São Paulo, abril de 2023
Estúdio

Depois da festa, não comentamos muito sobre os ocorridos.

Confesso que voltar para o escritório depois de todos me verem alterada daquele jeito foi vergonhoso, mas as pessoas foram tão naturais com aquilo que acabou sendo tranquilo.

Na verdade, todos voltaram a trabalhar com tanto foco que talvez nem tenham tido tempo para pensar a respeito.

Cada um ficava em sua mesa, interagindo somente nos horários de almoço e nas reuniões (que eram cada vez mais frequentes).

Eu vivia 90% do meu dia naquele estúdio com Jão.
Ele na mesa de som, com seus instrumentos e composições, e eu no sofá que tinha ali.

Era bom trabalhar ao seu lado. Me ajudava a ter inspiração — e acho que vice-versa.

Claro, havia dias em que eu o deixava trabalhar por si só. Ele também queria que parte do álbum fosse uma surpresa para mim.

Hoje, Jão dedilhava seu piano incansavelmente procurando alguma melodia que pudesse funcionar.

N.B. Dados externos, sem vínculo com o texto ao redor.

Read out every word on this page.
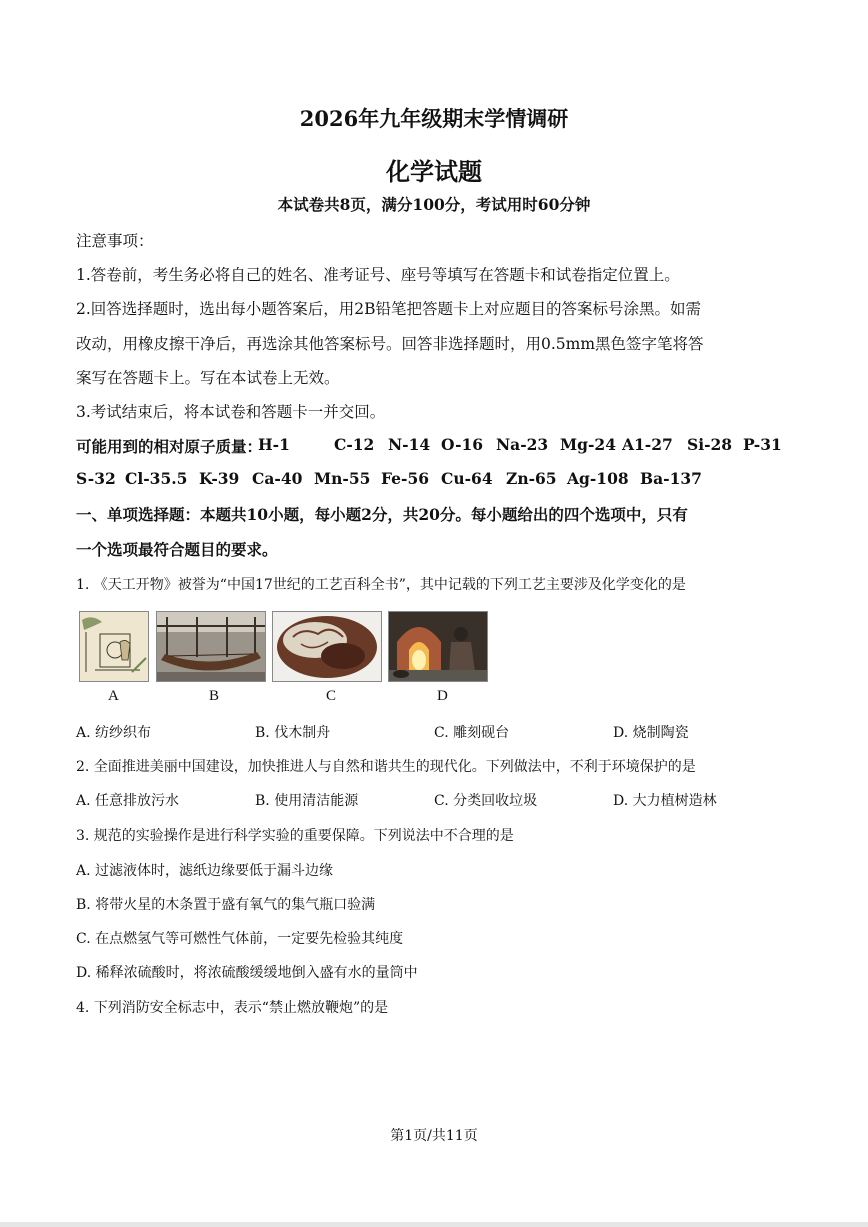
2026年九年级期末学情调研
化学试题
本试卷共8页，满分100分，考试用时60分钟
注意事项：
1.答卷前，考生务必将自己的姓名、准考证号、座号等填写在答题卡和试卷指定位置上。
2.回答选择题时，选出每小题答案后，用2B铅笔把答题卡上对应题目的答案标号涂黑。如需
改动，用橡皮擦干净后，再选涂其他答案标号。回答非选择题时，用0.5mm黑色签字笔将答
案写在答题卡上。写在本试卷上无效。
3.考试结束后，将本试卷和答题卡一并交回。
可能用到的相对原子质量：
H-1	C-12 N-14 O-16 Na-23 Mg-24 A1-27 Si-28 P-31
S-32 Cl-35.5 K-39 Ca-40 Mn-55 Fe-56 Cu-64 Zn-65 Ag-108 Ba-137
一、单项选择题：本题共10小题，每小题2分，共20分。每小题给出的四个选项中，只有
一个选项最符合题目的要求。
1. 《天工开物》被誉为“中国17世纪的工艺百科全书”，其中记载的下列工艺主要涉及化学变化的是
A	B	C	D
A. 纺纱织布	B. 伐木制舟	C. 雕刻砚台	D. 烧制陶瓷
2. 全面推进美丽中国建设，加快推进人与自然和谐共生的现代化。下列做法中，不利于环境保护的是
A. 任意排放污水	B. 使用清洁能源	C. 分类回收垃圾	D. 大力植树造林
3. 规范的实验操作是进行科学实验的重要保障。下列说法中不合理的是
A. 过滤液体时，滤纸边缘要低于漏斗边缘
B. 将带火星的木条置于盛有氧气的集气瓶口验满
C. 在点燃氢气等可燃性气体前，一定要先检验其纯度
D. 稀释浓硫酸时，将浓硫酸缓缓地倒入盛有水的量筒中
4. 下列消防安全标志中，表示“禁止燃放鞭炮”的是
第1页/共11页
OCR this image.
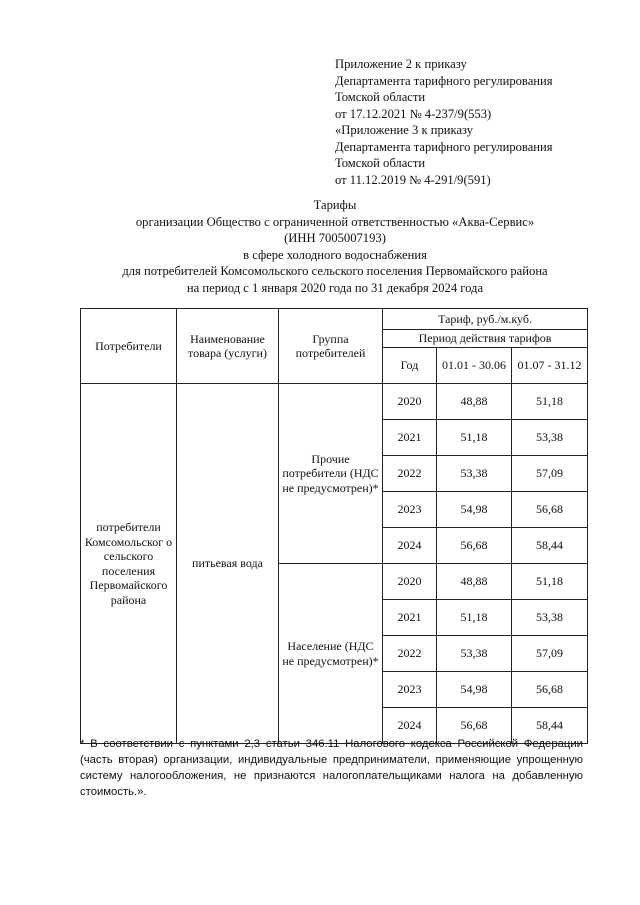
Приложение 2 к приказу
Департамента тарифного регулирования
Томской области
от 17.12.2021 № 4-237/9(553)
«Приложение 3 к приказу
Департамента тарифного регулирования
Томской области
от 11.12.2019 № 4-291/9(591)
Тарифы
организации Общество с ограниченной ответственностью «Аква-Сервис»
(ИНН 7005007193)
в сфере холодного водоснабжения
для потребителей Комсомольского сельского поселения Первомайского района
на период с 1 января 2020 года по 31 декабря 2024 года
Потребители	Наименование товара (услуги)	Группа потребителей	Тариф, руб./м.куб.		
			Период действия тарифов		
			Год	01.01 - 30.06	01.07 - 31.12
потребители Комсомольског о сельского поселения Первомайского района	питьевая вода	Прочие потребители (НДС не предусмотрен)*	2020	48,88	51,18
			2021	51,18	53,38
			2022	53,38	57,09
			2023	54,98	56,68
			2024	56,68	58,44
		Население (НДС не предусмотрен)*	2020	48,88	51,18
			2021	51,18	53,38
			2022	53,38	57,09
			2023	54,98	56,68
			2024	56,68	58,44
* В соответствии с пунктами 2,3 статьи 346.11 Налогового кодекса Российской Федерации (часть вторая) организации, индивидуальные предприниматели, применяющие упрощенную систему налогообложения, не признаются налогоплательщиками налога на добавленную стоимость.».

Eu estava sentada com minhas pernas cruzadas e um caderno imenso sobre meu colo.

Em algum momento, ele atingiu seu pico de estresse e se afastou do instrumento.

— Nada disso funciona. Eu não tenho letra nenhuma!

— Às vezes você só ta sobrecarregado, gatinho. Descansa um pouquinho — eu falei tentando acalma-lo

— Não posso. O álbum já vai lançar em agosto — ele falou inquieto

— Respira fundo, vai dar certo — eu disse enquanto tirava meu sketch book de meu colo para poder ir até um gaveteiro que tinha ali para tentar ajudá-lo

Desde a produção de Me Liga, meu diário tinha ficado naquela sala. Eu não sei se devido a um esquecimento ou se eu sentia que ele poderia voltar a ser útil.

Abri a segunda gaveta do móvel e a primeira coisa que eu vi foi aquele caderno antigo.

— Amor, você começou sua história como cantor na faculdade. Desde então, a maioria das músicas vêm contando sobre a história que aconteceu a partir de lá — ele assentiu, ouvindo atentamente minhas palavras — E se você contasse de antes? E se você fechasse o ciclo de elementos voltando pro início. Toda a história tem começo, meio e fim. Qual é o seu início? Quem era o João antes de ser o Jão? O que te levou a ter todo esse fogo que te ilumina? — eu levantei o diário para que ele ficasse na altura de seus olhos — Tudo aqui é no meu ponto de vista... Mas é todo seu, caso precise de uma viagem no tempo para se lembrar

Ele encarou aquele objeto e, em seguida, fixou seus olhos em mim.

— Estar com você é uma viagem no tempo — ele respondeu

Eu sorri e apertei-o com força em um abraço.

— Acha que tem mais algum versinho por aí? — ele falou em meu ouvido

— Talvez... — eu disse me desfazendo do abraço, enquanto abria em uma das páginas da época em que ele tinha ido embora — Depois de você ler esse diário eu é que vou ficar com fama de sofredora. O drama que eu faço da minha vida nessas páginas renderia uns 20 álbuns

Ele riu e pegou o diário para ver os versos que eu tinha escrito.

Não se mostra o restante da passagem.